The Court pointed out that “[c]ourts are split on whether the ADA limits places of public accommodation to physical spaces” and that “[t]he Eleventh Circuit has not addressed whether websites are public accommodations for purposes of the ADA.”
“Where a website is heavily integrated with physical store locations and operates as a gateway to the physical store locations, courts have found that the website is a service of a public accommodation and is covered by the ADA. … On the other hand, where a website is wholly unconnected to a physical location, courts within the Eleventh Circuit have held that the website is not covered by the ADA.”
The Court, however, ultimately determined that it “need not decide whether [defendant’s] website is a public accommodation in and of itself, because the factual findings demonstrate that the website is heavily integrated with [defendant’s] physical store locations and operates as a gateway to the physical store locations.”

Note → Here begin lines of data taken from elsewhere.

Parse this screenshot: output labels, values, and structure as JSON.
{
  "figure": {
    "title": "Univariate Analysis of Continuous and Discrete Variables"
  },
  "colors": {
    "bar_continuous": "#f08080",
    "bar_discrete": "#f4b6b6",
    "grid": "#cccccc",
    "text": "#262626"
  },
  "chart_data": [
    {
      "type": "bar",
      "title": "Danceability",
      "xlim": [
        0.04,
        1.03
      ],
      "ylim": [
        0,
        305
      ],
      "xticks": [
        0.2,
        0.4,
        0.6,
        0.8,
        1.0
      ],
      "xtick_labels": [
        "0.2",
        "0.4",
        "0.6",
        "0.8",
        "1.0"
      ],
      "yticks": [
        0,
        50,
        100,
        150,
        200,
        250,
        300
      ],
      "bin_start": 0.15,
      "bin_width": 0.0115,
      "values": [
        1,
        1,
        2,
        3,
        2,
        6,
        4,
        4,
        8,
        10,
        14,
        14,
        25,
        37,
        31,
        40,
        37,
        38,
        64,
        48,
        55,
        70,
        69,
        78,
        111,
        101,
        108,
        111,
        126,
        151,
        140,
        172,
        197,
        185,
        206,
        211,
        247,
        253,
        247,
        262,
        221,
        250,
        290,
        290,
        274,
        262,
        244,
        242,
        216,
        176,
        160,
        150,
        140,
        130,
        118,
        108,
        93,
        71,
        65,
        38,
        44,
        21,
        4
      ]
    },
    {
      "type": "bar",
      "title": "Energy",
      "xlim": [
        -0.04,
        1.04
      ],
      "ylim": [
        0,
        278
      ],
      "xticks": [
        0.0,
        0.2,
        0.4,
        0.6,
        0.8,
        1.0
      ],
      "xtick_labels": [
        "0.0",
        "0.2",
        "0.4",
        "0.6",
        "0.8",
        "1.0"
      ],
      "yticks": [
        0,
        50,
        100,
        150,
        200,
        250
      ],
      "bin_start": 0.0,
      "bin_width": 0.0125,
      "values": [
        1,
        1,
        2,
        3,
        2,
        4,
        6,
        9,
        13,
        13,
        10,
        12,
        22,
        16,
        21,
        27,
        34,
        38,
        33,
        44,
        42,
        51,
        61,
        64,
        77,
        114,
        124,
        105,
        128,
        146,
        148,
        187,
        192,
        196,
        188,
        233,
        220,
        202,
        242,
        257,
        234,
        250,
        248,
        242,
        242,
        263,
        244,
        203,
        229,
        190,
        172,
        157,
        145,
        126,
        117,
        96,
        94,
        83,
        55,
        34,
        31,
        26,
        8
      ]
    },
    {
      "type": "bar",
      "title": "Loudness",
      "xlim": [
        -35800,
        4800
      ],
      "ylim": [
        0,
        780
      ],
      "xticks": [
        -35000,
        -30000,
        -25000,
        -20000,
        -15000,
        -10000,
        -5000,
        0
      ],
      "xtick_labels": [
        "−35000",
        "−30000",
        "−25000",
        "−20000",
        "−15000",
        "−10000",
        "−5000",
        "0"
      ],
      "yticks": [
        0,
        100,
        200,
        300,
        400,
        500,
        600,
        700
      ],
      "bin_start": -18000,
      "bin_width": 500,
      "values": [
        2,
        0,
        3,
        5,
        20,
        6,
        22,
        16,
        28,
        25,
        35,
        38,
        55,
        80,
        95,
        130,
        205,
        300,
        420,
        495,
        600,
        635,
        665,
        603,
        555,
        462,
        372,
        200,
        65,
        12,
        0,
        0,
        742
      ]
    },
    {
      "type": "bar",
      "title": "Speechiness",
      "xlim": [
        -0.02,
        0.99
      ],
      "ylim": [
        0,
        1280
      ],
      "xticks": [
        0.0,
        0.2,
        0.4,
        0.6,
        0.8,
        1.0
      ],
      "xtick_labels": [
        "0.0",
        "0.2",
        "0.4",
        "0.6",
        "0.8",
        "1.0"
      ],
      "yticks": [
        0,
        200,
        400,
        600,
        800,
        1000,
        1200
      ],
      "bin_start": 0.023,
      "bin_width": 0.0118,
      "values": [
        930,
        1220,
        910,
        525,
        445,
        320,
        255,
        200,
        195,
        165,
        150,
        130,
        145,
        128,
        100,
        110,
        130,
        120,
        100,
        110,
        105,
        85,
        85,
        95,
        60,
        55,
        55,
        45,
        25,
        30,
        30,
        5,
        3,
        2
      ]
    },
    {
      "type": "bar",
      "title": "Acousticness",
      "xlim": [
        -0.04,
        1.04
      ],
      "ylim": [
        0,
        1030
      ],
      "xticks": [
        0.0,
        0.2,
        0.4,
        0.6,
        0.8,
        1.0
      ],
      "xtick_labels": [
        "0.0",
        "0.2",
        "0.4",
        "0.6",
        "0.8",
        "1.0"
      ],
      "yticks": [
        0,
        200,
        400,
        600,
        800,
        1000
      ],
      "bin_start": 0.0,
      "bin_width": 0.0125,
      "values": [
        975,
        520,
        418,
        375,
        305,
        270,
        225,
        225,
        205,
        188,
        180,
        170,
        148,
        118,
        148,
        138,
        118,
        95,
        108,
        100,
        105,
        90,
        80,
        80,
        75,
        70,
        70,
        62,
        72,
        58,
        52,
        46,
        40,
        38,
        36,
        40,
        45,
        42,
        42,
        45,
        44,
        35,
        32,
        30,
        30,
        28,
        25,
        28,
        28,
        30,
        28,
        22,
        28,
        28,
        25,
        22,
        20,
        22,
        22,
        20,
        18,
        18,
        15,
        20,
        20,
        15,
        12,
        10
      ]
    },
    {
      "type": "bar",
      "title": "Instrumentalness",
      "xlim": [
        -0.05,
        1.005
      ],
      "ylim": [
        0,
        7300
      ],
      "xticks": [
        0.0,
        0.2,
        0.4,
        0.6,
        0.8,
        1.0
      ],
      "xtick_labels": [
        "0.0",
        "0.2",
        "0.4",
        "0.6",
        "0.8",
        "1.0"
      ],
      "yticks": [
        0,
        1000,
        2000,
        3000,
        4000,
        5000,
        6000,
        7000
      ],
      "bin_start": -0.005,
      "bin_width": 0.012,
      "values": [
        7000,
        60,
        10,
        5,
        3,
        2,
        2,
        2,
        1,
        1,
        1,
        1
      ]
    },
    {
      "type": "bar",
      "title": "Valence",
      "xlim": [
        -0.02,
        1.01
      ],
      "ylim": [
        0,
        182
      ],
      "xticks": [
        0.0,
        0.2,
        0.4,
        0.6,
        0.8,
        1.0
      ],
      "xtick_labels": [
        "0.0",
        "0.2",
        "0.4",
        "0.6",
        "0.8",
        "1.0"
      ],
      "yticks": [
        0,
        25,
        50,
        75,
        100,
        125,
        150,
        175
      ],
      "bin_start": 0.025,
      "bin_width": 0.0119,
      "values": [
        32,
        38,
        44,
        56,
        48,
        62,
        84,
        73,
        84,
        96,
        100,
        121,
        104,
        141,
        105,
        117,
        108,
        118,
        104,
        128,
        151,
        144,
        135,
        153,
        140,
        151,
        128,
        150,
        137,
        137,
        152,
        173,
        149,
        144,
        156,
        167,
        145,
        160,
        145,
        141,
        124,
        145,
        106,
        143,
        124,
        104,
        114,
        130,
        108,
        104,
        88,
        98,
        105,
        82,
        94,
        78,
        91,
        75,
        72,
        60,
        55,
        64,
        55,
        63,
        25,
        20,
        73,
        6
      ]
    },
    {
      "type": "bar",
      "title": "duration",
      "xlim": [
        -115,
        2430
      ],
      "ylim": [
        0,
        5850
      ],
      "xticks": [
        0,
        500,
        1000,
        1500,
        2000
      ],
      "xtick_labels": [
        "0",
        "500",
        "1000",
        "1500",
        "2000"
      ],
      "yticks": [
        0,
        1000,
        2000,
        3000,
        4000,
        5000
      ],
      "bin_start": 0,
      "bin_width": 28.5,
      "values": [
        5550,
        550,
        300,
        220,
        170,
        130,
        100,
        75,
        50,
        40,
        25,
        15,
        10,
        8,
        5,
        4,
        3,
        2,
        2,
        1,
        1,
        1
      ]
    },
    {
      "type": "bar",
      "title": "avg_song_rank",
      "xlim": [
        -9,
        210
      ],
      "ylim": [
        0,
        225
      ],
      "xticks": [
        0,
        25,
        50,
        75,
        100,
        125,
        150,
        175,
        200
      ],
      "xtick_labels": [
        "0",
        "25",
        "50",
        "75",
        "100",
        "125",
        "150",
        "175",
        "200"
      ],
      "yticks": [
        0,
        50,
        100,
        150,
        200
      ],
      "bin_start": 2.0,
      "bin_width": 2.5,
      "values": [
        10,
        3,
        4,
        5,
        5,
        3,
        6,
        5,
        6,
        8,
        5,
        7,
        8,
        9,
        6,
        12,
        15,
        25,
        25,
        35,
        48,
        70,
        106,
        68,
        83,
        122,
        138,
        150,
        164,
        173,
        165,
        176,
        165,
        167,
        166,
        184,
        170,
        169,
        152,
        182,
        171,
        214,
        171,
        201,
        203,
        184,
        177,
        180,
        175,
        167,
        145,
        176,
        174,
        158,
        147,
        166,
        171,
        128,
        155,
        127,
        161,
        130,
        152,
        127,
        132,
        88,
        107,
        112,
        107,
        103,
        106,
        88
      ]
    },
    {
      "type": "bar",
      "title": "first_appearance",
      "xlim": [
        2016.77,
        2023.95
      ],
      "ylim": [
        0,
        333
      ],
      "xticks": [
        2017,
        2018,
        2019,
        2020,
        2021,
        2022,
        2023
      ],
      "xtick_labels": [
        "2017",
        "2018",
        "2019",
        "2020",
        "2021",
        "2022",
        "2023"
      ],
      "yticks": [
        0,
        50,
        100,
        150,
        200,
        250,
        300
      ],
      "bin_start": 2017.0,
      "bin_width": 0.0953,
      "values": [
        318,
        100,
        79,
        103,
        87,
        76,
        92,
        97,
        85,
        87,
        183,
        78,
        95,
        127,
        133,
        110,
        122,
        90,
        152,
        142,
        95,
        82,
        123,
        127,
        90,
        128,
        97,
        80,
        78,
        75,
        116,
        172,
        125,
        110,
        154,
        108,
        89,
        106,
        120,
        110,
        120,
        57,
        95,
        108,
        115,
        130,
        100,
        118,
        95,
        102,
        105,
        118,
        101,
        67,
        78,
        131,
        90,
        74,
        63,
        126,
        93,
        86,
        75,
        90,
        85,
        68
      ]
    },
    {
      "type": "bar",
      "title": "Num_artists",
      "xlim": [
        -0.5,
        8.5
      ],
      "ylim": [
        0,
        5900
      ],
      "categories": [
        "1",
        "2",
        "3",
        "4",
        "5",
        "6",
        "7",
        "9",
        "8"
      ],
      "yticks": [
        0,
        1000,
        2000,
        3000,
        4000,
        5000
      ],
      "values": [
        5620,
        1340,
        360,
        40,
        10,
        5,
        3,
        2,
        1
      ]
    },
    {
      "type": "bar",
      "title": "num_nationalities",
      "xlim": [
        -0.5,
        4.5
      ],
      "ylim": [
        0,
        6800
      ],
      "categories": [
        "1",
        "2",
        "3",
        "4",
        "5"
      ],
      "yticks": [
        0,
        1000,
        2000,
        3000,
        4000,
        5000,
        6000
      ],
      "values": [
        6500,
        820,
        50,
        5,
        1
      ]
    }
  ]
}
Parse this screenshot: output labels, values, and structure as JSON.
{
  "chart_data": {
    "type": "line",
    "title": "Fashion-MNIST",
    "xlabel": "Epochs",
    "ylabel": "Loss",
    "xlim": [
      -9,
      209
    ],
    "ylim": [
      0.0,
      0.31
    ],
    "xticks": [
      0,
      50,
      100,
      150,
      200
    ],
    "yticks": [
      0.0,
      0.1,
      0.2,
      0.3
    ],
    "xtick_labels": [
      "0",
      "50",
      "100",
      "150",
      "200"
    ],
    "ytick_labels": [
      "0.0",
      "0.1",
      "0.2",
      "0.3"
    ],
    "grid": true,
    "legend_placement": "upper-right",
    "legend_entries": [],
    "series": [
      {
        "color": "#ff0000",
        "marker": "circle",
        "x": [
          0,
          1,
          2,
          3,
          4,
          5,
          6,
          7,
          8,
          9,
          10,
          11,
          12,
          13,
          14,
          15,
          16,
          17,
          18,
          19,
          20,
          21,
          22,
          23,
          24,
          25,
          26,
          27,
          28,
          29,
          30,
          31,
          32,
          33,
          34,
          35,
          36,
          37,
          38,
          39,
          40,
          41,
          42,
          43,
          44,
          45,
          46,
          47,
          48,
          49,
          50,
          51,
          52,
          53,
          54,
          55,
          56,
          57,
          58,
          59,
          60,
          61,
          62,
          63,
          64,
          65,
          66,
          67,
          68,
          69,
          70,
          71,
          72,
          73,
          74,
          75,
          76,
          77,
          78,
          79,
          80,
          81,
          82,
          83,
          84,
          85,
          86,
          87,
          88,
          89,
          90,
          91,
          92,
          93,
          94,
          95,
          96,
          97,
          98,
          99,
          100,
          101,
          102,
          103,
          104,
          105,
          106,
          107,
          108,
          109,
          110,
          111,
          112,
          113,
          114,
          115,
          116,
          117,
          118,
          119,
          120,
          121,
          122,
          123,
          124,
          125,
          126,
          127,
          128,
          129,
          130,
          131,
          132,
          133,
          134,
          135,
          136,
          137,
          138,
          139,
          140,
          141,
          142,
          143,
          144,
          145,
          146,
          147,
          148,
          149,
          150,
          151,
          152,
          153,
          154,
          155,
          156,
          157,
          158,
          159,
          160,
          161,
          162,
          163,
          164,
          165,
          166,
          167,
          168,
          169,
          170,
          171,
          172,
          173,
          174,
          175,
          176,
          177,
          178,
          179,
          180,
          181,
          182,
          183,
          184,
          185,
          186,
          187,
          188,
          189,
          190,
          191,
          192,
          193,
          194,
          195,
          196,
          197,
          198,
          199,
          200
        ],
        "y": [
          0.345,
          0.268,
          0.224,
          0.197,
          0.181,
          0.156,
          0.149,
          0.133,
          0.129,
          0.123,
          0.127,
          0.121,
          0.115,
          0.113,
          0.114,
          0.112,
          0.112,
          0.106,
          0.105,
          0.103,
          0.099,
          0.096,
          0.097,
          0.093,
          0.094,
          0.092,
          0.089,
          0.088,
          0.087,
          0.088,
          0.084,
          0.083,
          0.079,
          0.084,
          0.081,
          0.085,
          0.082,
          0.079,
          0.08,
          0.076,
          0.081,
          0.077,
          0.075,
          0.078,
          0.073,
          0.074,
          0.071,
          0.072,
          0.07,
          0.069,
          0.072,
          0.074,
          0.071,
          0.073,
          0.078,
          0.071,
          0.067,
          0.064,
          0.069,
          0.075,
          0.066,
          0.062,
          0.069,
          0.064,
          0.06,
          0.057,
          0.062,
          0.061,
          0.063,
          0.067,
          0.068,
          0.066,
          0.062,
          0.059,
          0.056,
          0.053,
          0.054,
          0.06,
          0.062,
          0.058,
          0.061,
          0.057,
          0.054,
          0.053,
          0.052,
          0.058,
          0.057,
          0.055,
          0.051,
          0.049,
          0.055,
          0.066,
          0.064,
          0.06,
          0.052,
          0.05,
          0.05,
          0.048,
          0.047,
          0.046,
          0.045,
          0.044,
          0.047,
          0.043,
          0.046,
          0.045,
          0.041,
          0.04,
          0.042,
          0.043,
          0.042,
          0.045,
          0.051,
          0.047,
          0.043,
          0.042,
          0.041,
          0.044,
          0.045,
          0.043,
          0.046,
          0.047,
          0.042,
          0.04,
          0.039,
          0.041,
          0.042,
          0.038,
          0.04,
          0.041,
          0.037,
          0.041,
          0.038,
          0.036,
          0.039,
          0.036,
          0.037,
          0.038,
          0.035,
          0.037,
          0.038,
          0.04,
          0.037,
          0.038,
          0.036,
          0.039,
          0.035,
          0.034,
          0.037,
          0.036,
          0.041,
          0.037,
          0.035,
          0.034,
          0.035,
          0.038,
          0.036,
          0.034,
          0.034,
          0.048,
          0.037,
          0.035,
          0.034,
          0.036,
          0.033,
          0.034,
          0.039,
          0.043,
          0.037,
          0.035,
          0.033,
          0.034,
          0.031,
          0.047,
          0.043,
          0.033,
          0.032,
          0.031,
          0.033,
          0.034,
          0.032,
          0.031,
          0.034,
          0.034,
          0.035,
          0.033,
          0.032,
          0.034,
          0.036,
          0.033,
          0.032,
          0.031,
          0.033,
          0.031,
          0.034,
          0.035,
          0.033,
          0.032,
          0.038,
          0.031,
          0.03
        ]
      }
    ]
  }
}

The Court rejected the defendant’s argument that the plaintiff was not denied access to the defendant’s stores “as a result of the inaccessibility of the website” because “the ADA does not merely require physical access to a place of public accommodation. Rather, the ADA requires that disabled individuals be provided ‘full and equal enjoyment of the goods, services, facilities, privileges, advantages, and accommodations of any place of public accommodation….’”
The Court concluded that “[t]he services offered on [defendant’s] website, such as the online pharmacy management system, the ability to access digital coupons that link automatically to a customer’s rewards card, and the ability to find store locations, are undoubtedly services, privileges, advantages, and accommodations offered by [defendant’s] physical store locations. These … are especially important for visually impaired individuals since it is difficult, if not impossible, for such individuals to use paper coupons found in newspapers or in grocery stores, to locate the physical stores by other means, and to physically go to a pharmacy location in order to fill prescriptions.”
The Court held that, because “[t]he factual findings demonstrate that [defendant’s] website is inaccessible to visually impaired individuals who must use screen reader software[,]” the defendant “violated the ADA because the inaccessibility of its website has denied [plaintiff] the full and equal enjoyment of the goods, services, facilities, privileges, advantages, or accommodations that [it] offers to its sighted customers.”
The Court then turned to the plaintiff’s remedy under the ADA, explaining that “a prevailing plaintiff is not entitled to damages, but he may recover reasonable attorney’s fees.” In addition, “[i]injunctive relief is available under the ADA if the discrimination includes ‘a failure to remove architectural barriers, and communication barriers that are structural in nature, in existing facilities … where such removal is readily achievable.”
Because the defendant “presented no evidence that it would be unduly burdensome to make its website accessible to visually impaired individuals” and making the recommended modifications would make the website accessible to the visually impaired, the Court concluded that plaintiff was entitled to injunctive relief.
Finally, the Court found that the plaintiff was entitled to recover his reasonable attorney’s fees and costs as the prevailing party and established a briefing schedule, warning both sides that it would not hesitate to impose sanctions for unreasonably seeking or opposing fees and costs.
The Court then provided the parties with the basic terms of the proposed injunction, and instructed the parties to submit the dates by which the website modifications need to be completed, with the injunction to expire in three years given “the Defendant’s sincere and serious intent to make its website accessible to all.”